Un amigo (o eso parecía) descuelga el teléfono, escandalizado por lo que llama mi posicionamiento españolista en un articulito sobre el follón catalán. Cuando empleo esta expresión, el follón catalán, mi amigo se enerva aun más.

-Si hablas de follón catalán parece que les están echando la culpa a los catalanes.

-¿La culpa de qué?

-Del follón.

-Bueno, ¿y cómo quieres que lo llame? ¿El follón madrileño?

-No es mala idea.

Los nacionalistas (o las reivindicaciones soberanistas) son así de tiquismiquis. Un servidor no está en contra de la secesión de Cataluña si una mayoría muy cualificada de los ciudadanos de viven en Cataluña así lo deciden. Eso, sin embargo, no ha ocurrido hasta ahora. Tal y como se están poniendo las cosas, quizás a medio plazo sería el mecanismo a emplear. Hablo de una mayoría cualificada porque no se trata de votar sobre si cenar carne o pescado o elegir el color de las paredes de la cocina. Romper con un Estado y convertirse en otro es un asunto sumamente delicado, complejo, arduo y contra lo que suelen proclamar sus evangelistas (eso se verá después) caro. Caro en términos económicos y políticos. Una mayora electoral muy cualificada es la que refuerza las garantías democráticas a la hora de tomar una decisión estratégica de una importancia histórica, con un impacto que se extenderá durante generaciones. En un artículo muy interesante, Roger Senserrich proponía una “teoría práctica” para los procesos secesionistas, ejemplificándola en el caso catalán.

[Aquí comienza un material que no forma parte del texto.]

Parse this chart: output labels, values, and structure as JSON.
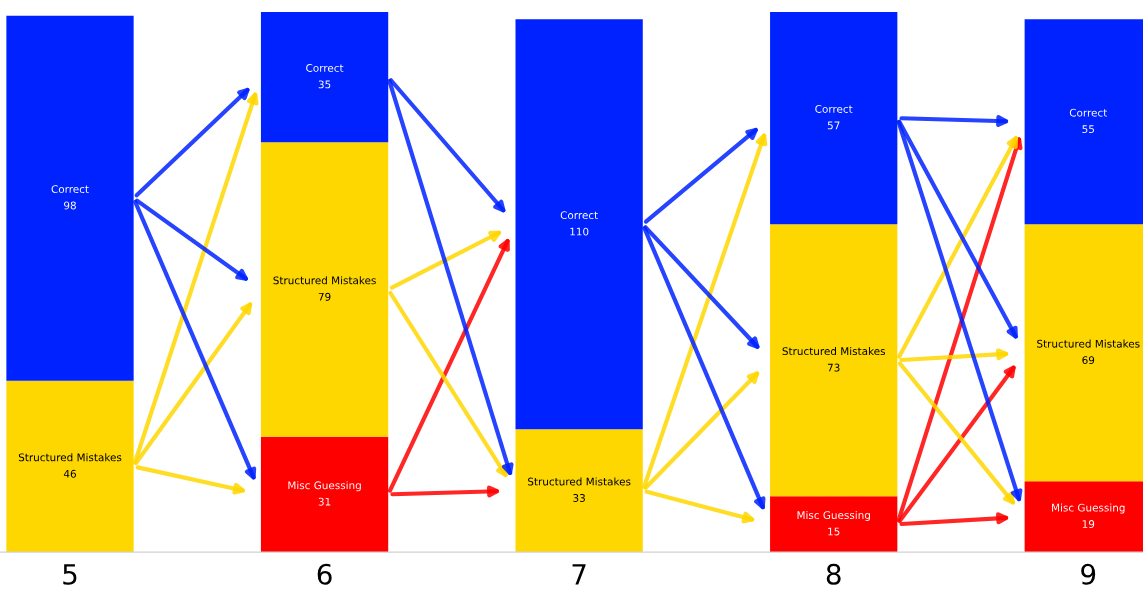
{
  "chart_data": {
    "type": "bar",
    "stacked": true,
    "categories": [
      "5",
      "6",
      "7",
      "8",
      "9"
    ],
    "series": [
      {
        "name": "Misc Guessing",
        "color": "#ff0000",
        "values": [
          null,
          31,
          null,
          15,
          19
        ]
      },
      {
        "name": "Structured Mistakes",
        "color": "#ffd700",
        "values": [
          46,
          79,
          33,
          73,
          69
        ]
      },
      {
        "name": "Correct",
        "color": "#0022ff",
        "values": [
          98,
          35,
          110,
          57,
          55
        ]
      }
    ],
    "data_labels": true,
    "tick_labels": "x",
    "grid": false,
    "legend": false
  }
}
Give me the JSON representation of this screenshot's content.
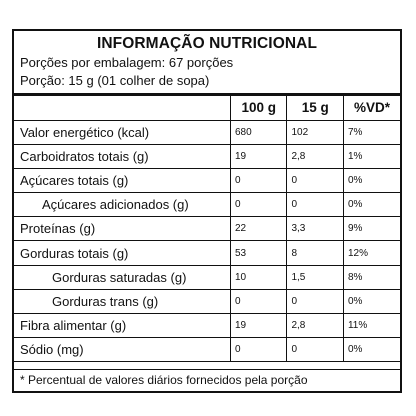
{
  "title": "INFORMAÇÃO NUTRICIONAL",
  "servings_per_package": "Porções por embalagem: 67 porções",
  "serving_size": "Porção: 15 g (01 colher de sopa)",
  "headers": [
    "",
    "100 g",
    "15 g",
    "%VD*"
  ],
  "rows": [
    {
      "label": "Valor energético (kcal)",
      "v100": "680",
      "v15": "102",
      "vd": "7%"
    },
    {
      "label": "Carboidratos totais (g)",
      "v100": "19",
      "v15": "2,8",
      "vd": "1%"
    },
    {
      "label": "Açúcares totais (g)",
      "v100": "0",
      "v15": "0",
      "vd": "0%"
    },
    {
      "label": "Açúcares adicionados (g)",
      "v100": "0",
      "v15": "0",
      "vd": "0%"
    },
    {
      "label": "Proteínas (g)",
      "v100": "22",
      "v15": "3,3",
      "vd": "9%"
    },
    {
      "label": "Gorduras totais (g)",
      "v100": "53",
      "v15": "8",
      "vd": "12%"
    },
    {
      "label": "Gorduras saturadas (g)",
      "v100": "10",
      "v15": "1,5",
      "vd": "8%"
    },
    {
      "label": "Gorduras trans (g)",
      "v100": "0",
      "v15": "0",
      "vd": "0%"
    },
    {
      "label": "Fibra alimentar (g)",
      "v100": "19",
      "v15": "2,8",
      "vd": "11%"
    },
    {
      "label": "Sódio (mg)",
      "v100": "0",
      "v15": "0",
      "vd": "0%"
    }
  ],
  "footnote": "* Percentual de valores diários fornecidos pela porção"
}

Antes de detallar su propuesta concreta señalaba las dificultades y reservas que una simple mayoría aritmética puede deparar. “Cataluña vota por la secesión, un 51% de los sufragios a favor, pero en la provincia de Barcelona ha votado en contra el 53% (…) ¿Qué hacemos? ¿Hacer pasar por el tubo a la mayoría de los habitantes de la provincia más habitada del nuevo Estado?”. ¿Y si por un porcentaje del 0,5% de los votos ganan los contrarios a la secesión? Para evitar estas circunstancias, una suerte de coitus interruptus consultivo, Senserrich sostiene, atinadamente, que deben buscarse y aceptarse fórmulas que integren carácter democrático y estabilidad política en la toma de decisiones. Por eso propone (aunque se trate más de un ejercicio politológico que de otra cosa) un primer referendum, que exija un 60% de los votos globales a favor de la independencia y más de un 50% en cada una de las cuatro provincias catalanas. Después de negociar la secesión entre la Generalitat y el Gobierno español (durante el plazo de un año) el Ejecutivo catalán presentaría las condiciones pactadas a sus ciudadanos y se celebraría un segundo referéndum con las mismas normas porcentuales.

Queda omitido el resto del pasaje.